The sum total of prime-time fag pantomimes, camp queens as culture critics, and the proliferating bit-part swish-and-dish divas who, like the ubiquitous black maids and butlers in fifties Hollywood films, move along the edges of the frame, seldom at the center, mani­fests the persistent psychosocial impulse toward control, displace­ment, and marginalization of the black gay Other. This impulse, in many respects, is no different from the phobic, distorted projections that motivated blackface minstrelsy.

This is the irony: there are more black male filmmakers and rap artists than ever, yet their works display a persistently narrow, even monolithic, construction of black male identity.

"You have to understand something," explained Professor Griff of the controversial and highly popular rap group Public Enemy, in an interview. "In knowing and understanding black history, African history, there’s not a word in any African language which describes homosexual, y’understand what I’m saying? You would like to make them part of the community, but that’s something brand-new to black people."

And so black macho appropriates African history, or, rather, a deeply reductive, mythologized view of African history, to rationalize homophobia. Pseudoacademic claims of "Afrocentricity" have now become a popular invocation when black macho is pressed to defend its essentialist vision of the race. An inheritance from Black Cultural Nationalism of the late sixties, and Negritude before that, today’s Afrocentrism, as popularly theorized, premises an historical narra­tive that runs thus: before the white man came, African men were strong, noble, protectors, providers, and warriors for their families and tribes. In precolonial Africa, men were truly men, and women were women. Nobody was lesbian. Nobody was feminist. Nobody was gay.

This distortion of history, though severe, has its seductions. Given the increasingly besieged state of black men in America, and the nation’s historic subversion of an affirming black identity, it is no wonder that a community would turn to pre-Diasporan history for metaphors of empowerment. But the embrace of the African warrior ideal—strong, protective, impassive, patriarchal—has cost us. It has sent us down a perilous road of cultural and spiritual redemption and distorted or altogether deleted from the historical record the mul­tiplicity of identities around color, gender, sexuality, and class that in­form the African and the African American experience.

It is to me supremely revealing that in black macho’s popular ap­propriation of Malcolm X (in movies, music, rap videos), it is consis­tently Malcolm before Mecca—militant, macho, "by any means neces­sary" Malcolm—who is quoted and idolized, not Malcolm after Mecca, when he became more critical of himself and of exclusivist Nation of Islam tenets and embraced a broader, multicultural per­spective on nationalist identity.

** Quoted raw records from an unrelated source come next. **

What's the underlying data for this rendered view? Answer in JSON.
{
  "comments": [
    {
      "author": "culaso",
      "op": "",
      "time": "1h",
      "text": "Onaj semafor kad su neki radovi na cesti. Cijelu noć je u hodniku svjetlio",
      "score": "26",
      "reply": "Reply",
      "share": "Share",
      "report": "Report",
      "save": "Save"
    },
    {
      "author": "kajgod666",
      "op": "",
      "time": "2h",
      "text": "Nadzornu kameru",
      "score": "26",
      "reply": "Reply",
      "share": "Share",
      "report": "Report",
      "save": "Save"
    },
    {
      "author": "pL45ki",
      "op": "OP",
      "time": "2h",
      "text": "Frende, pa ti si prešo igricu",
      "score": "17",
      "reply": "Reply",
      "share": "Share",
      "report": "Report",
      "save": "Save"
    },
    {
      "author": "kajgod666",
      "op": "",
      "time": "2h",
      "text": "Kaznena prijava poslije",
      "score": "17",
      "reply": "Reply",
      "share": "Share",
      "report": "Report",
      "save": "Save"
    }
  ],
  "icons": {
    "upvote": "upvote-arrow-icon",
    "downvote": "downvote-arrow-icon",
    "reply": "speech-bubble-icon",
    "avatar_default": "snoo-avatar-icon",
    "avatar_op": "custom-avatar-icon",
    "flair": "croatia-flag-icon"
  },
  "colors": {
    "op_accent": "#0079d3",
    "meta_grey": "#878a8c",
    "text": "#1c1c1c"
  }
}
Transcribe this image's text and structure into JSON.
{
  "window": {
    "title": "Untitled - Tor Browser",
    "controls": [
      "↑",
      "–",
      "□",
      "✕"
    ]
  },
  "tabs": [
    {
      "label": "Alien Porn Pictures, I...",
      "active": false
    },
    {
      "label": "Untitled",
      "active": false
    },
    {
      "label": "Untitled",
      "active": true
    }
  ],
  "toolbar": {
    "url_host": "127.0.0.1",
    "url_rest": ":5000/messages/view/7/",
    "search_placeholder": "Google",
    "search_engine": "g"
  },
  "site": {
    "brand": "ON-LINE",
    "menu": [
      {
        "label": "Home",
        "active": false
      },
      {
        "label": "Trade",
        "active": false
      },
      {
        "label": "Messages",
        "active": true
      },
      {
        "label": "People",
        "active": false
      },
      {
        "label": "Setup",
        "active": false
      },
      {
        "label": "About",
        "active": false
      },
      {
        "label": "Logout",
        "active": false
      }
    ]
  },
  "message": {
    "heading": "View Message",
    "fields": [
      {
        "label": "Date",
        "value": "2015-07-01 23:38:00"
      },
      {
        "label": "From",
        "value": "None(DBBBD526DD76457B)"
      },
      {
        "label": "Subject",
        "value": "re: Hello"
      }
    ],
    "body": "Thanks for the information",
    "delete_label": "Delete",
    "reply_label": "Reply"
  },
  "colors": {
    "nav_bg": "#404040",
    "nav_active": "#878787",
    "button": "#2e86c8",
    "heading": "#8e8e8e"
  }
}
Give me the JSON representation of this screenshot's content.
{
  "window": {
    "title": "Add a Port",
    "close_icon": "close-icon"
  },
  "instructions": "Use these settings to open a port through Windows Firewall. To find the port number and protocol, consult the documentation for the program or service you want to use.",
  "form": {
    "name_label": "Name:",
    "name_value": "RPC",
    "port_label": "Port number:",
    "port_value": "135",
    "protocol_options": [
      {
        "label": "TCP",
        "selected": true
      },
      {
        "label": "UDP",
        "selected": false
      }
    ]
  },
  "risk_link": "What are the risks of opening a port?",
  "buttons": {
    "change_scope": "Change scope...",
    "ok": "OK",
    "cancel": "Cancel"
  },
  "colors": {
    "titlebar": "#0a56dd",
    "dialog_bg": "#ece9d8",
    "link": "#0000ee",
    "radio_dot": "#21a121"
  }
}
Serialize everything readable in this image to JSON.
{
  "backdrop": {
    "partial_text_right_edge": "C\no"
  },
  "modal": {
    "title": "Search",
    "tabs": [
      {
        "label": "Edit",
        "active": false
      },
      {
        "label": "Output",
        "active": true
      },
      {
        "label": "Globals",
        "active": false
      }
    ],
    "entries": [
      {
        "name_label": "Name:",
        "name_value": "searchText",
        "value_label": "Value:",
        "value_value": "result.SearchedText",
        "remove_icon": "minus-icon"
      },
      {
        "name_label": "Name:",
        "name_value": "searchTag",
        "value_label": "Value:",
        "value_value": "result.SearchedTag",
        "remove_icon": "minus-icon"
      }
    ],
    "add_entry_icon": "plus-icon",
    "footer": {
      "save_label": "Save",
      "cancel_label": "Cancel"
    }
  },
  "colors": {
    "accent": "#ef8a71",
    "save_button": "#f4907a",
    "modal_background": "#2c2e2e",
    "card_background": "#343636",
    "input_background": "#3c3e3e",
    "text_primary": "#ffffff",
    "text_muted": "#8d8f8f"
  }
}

By the tenets of black macho, true masculinity admits little or no space for self-interrogation or multiple subjectivities around race. Black macho prescribes an inflexible ideal: strong black men—"Afro – centric" black men—don’t flinch, don’t weaken, don’t take blame or shit, take charge, step-to when challenged, and defend themselves without pause for self-doubt. Black macho counterpoises this warrior model of masculinity with the emasculated Other: the Other as punk, sissy, Negro faggot, a status with which any man, not just those who in fact are gay, can be and are branded should one deviate from rigidly prescribed codes of hypermasculine conduct.

"When I say Gamma, you say Fag. Gamma. Fag. Gamma. Fag." In the conflict between the frat boys and the "fellas" in Spike Lee’s School Daze, verbal fag bashing becomes the weapon of choice in the fellas’ contest for male domination. In this regard, Lee’s movie not only resonates with a poisonous dynamic in contemporary black male relations but, worse, it glorifies black male homophobia.

Spike Lee and others like him count on the complicit silence of those who know better, who know the truth of their own lives as well as the diverse truths that inform the total black experience.

Notice is served. Our silence has ended. SNAP!